Ariana dla WS | Blogger | X X

11/03/2023

#92. Nie najlepszy tydzień

 Aloha!

Jak w temacie - nie był to mój najlepszy tydzień. Mimo, że myślałam że to PMS, miesiączka się nie pojawiła. Ale cały tydzień chodziłam naprawdę podku.wiona. W czwartek po prostu zaczęłam się czuć źle, napisałam do szefa, czy mogę wziąć home office na piątek. Zgodził się. Nie poszłam na siłownię, spałam (z przerwami) od 17 do 6 następnego dnia. Może to przesilenie, może daje się we znaki wstawanie tak wcześnie, kładłam się też później niż zazwyczaj, bo czytałam książkę - Harlan Coben "Bez Skrupułów" - naprawdę polecam! Łyknęłam ją w sumie w trzy dni, tak się wciągnęłam. 

Wagowo słabiutko, nie dość, że nic nie schudłam, to waga z uporem maniaka pokazuje +1 kg. Początkowo myślałam, że woda się zebrała, bo nawet miałam trochę opuchnięte palce, ale czuję się już okej, a kilogramy nie lecą. Zrobiłam sobie przez to bardzo wychillowany tydzień, jadłam więcej słodyczy niż zazwyczaj, zamówiłam wczoraj pizzę, ale to tylko jeden tydzień. Od poniedziałku wracam do standardowego trybu. Myślę, że mogłam trochę tego potrzebować. Oczywiście nie żadne ekstremum, nie zapychałam się byle czym ciągle. Ale jakościowo i ilościowo w kwestii jedzenia nie było doskonale. 

Aanderand, odpowiadając na Twój komentarz - niestety insulinooporność też mogę dopisać do rzeczy, których się nabawiłam. Także się cieszę, że rozumiesz, to budujące jak ktoś przechodzi przez podobne gówno i wie, że pewne rzeczy są trudniejsze albo nie całkiem od nas zależą. A co do laski, czy go przekabaciła, to była moja pierwsza myśl. Ale w ciągu ostatnich trzech dni znów rozmawiamy więcej, nawet sam inicjuje ten kontakt, więc może po prostu miał gorszy czas.
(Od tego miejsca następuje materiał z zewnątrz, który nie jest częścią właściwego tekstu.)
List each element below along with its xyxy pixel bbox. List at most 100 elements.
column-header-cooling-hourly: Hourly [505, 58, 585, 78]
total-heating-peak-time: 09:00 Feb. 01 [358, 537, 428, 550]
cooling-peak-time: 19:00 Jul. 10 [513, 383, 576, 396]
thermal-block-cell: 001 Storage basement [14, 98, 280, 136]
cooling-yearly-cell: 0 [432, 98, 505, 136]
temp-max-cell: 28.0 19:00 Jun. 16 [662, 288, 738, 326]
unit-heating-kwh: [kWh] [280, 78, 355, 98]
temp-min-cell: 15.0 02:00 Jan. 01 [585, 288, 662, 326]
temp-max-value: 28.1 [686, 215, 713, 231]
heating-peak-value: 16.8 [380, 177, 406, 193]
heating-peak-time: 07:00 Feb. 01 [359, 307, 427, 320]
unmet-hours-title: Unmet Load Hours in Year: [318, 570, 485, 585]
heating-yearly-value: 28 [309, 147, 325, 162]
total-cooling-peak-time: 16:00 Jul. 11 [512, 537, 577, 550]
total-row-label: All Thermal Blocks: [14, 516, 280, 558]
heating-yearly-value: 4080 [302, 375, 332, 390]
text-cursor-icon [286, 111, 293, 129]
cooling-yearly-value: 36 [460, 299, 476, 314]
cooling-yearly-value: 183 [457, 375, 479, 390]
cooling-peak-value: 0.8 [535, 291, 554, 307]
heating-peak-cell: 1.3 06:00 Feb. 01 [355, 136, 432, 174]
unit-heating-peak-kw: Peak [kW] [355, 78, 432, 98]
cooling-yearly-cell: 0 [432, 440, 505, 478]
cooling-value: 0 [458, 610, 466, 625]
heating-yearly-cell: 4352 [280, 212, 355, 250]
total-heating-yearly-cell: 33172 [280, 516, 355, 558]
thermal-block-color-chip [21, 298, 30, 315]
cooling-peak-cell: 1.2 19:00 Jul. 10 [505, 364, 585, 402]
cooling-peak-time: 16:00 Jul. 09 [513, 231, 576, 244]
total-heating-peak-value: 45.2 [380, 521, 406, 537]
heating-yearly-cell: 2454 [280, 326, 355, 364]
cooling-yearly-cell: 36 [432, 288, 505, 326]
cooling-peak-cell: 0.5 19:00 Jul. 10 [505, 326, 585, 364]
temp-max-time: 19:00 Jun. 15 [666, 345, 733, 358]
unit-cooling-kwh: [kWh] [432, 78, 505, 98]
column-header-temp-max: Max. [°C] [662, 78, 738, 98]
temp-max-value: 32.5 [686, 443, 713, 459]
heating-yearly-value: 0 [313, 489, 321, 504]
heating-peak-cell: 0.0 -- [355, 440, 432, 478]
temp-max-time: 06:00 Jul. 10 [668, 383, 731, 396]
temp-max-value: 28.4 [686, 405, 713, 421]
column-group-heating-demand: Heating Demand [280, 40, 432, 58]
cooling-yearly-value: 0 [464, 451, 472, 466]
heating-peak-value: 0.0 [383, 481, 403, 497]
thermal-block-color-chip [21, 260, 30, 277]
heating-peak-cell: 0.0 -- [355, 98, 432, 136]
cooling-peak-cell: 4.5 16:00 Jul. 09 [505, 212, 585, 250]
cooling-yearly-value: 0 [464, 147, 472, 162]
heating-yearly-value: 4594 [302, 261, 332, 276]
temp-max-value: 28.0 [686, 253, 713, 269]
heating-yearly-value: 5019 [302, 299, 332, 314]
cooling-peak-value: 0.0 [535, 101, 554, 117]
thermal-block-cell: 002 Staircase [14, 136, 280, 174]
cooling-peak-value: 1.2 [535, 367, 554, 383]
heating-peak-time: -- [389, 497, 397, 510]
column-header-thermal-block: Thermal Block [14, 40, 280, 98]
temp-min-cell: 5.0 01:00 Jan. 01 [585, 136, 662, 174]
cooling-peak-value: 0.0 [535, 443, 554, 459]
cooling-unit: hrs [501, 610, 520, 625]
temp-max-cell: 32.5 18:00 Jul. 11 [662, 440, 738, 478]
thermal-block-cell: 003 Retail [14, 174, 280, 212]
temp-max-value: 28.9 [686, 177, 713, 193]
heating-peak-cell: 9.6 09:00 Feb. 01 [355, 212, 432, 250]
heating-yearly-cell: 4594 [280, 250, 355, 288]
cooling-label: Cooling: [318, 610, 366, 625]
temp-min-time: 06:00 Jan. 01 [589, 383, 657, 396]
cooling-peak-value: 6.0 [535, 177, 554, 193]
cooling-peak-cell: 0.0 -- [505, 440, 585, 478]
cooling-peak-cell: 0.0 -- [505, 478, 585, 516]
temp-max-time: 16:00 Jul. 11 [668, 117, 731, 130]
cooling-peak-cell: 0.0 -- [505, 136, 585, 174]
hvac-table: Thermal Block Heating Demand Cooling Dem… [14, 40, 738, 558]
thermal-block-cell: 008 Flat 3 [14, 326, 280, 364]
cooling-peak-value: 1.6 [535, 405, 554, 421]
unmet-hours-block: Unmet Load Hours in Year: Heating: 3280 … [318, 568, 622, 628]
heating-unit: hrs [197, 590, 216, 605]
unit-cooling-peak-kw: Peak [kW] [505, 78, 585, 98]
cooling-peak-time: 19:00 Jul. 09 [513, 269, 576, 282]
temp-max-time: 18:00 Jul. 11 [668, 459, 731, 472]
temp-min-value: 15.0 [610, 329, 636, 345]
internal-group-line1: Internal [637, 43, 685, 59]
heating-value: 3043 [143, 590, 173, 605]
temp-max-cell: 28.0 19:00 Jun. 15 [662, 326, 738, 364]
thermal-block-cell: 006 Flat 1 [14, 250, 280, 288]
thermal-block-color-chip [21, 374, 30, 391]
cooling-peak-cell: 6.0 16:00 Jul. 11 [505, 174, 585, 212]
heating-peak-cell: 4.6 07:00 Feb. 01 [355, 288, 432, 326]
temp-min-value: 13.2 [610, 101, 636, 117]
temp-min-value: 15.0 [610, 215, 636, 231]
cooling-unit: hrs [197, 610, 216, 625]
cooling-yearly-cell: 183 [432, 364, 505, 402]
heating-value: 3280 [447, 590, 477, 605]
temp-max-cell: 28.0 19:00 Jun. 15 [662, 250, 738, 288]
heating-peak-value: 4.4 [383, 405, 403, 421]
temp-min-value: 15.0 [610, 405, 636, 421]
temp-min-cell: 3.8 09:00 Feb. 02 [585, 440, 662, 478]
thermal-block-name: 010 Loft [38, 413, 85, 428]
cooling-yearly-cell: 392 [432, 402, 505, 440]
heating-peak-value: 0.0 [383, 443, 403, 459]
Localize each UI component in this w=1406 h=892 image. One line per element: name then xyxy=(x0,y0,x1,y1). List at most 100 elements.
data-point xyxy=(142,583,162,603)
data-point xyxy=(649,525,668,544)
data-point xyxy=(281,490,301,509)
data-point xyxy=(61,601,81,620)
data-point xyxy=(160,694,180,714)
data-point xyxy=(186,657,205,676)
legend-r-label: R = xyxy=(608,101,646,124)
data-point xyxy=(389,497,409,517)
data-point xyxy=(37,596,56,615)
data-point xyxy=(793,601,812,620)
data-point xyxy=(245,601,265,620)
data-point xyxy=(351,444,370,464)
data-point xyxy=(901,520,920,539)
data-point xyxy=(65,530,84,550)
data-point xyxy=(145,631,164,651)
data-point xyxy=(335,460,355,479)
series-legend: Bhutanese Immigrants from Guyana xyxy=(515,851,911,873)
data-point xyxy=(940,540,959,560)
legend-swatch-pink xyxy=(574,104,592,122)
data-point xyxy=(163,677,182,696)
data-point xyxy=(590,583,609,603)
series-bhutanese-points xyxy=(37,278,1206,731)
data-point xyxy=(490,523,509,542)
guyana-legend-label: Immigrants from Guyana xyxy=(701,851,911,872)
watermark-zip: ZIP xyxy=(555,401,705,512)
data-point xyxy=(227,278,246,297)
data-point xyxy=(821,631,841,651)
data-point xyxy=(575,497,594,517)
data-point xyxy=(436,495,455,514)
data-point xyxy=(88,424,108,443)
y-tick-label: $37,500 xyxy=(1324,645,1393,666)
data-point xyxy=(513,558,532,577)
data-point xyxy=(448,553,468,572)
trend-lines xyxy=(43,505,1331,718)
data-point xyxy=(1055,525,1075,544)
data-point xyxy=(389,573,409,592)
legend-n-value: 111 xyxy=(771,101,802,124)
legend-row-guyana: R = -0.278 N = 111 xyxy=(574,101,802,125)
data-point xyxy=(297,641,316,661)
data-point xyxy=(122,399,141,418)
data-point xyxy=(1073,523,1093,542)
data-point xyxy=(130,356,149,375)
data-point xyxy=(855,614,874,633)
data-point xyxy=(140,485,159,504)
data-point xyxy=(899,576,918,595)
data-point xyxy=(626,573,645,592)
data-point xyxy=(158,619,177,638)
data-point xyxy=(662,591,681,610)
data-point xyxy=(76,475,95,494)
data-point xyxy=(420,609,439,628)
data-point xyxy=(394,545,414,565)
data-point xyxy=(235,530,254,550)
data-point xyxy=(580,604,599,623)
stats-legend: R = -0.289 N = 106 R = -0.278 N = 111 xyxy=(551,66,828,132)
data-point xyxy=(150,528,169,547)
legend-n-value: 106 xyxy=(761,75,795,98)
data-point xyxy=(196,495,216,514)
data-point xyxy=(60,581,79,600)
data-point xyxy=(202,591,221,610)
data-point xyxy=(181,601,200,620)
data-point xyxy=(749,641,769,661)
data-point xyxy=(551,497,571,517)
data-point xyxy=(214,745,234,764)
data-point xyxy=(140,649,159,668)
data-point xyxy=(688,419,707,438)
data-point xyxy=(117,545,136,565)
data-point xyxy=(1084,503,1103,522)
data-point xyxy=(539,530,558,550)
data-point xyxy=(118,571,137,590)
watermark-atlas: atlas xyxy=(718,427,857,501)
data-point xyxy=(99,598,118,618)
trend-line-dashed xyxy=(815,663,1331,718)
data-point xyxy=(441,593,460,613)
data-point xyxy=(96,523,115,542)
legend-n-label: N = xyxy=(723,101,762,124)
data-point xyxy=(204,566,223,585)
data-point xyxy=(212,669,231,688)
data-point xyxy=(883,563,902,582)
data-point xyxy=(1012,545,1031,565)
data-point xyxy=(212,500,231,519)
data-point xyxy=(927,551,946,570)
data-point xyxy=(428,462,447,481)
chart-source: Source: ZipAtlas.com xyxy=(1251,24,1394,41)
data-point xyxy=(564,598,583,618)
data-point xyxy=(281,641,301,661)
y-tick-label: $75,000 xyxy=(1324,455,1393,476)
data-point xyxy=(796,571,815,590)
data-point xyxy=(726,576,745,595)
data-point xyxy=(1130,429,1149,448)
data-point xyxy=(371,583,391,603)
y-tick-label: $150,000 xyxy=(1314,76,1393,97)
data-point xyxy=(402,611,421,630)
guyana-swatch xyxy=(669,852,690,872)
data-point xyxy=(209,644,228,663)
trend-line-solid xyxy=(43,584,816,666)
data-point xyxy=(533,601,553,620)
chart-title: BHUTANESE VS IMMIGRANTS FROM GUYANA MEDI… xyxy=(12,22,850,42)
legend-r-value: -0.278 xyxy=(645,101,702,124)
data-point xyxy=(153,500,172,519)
Umówiłam się dzisiaj z koleżanką na kawę w kawiarni, która robi też projekcje filmów. Ani ona ani ja jeszcze tam nie byłyśmy, ale jestem pewna, że będzie fajnie. Mimo, że nigdy nie chce mi się samego wychodzenia z domu, to zawsze się trochę cieszę, jak mogę się spotkać z kimś znajomym. Dzięki temu czuję, że nie jestem tylko jakąś jedną z wielu opcji dla ludzi, że rzeczywiście chcą się ze mną widywać. 

https://www.youtube.com/watch?v=VZfWUsQ2PYA - polecam posłuchać. Dobrze opisuje myślę, że nie tylko moje życie. 

Udanego weekendu!

Strzała!

1 komentarz:

  1. Wzajemnie, udanego weekendu. Też mnie dopadają cięższe dni przez przesilenie. Życzę zdrowia, z tym +1 kg nie ma się co przejmować, wahania do 2 kg są normą.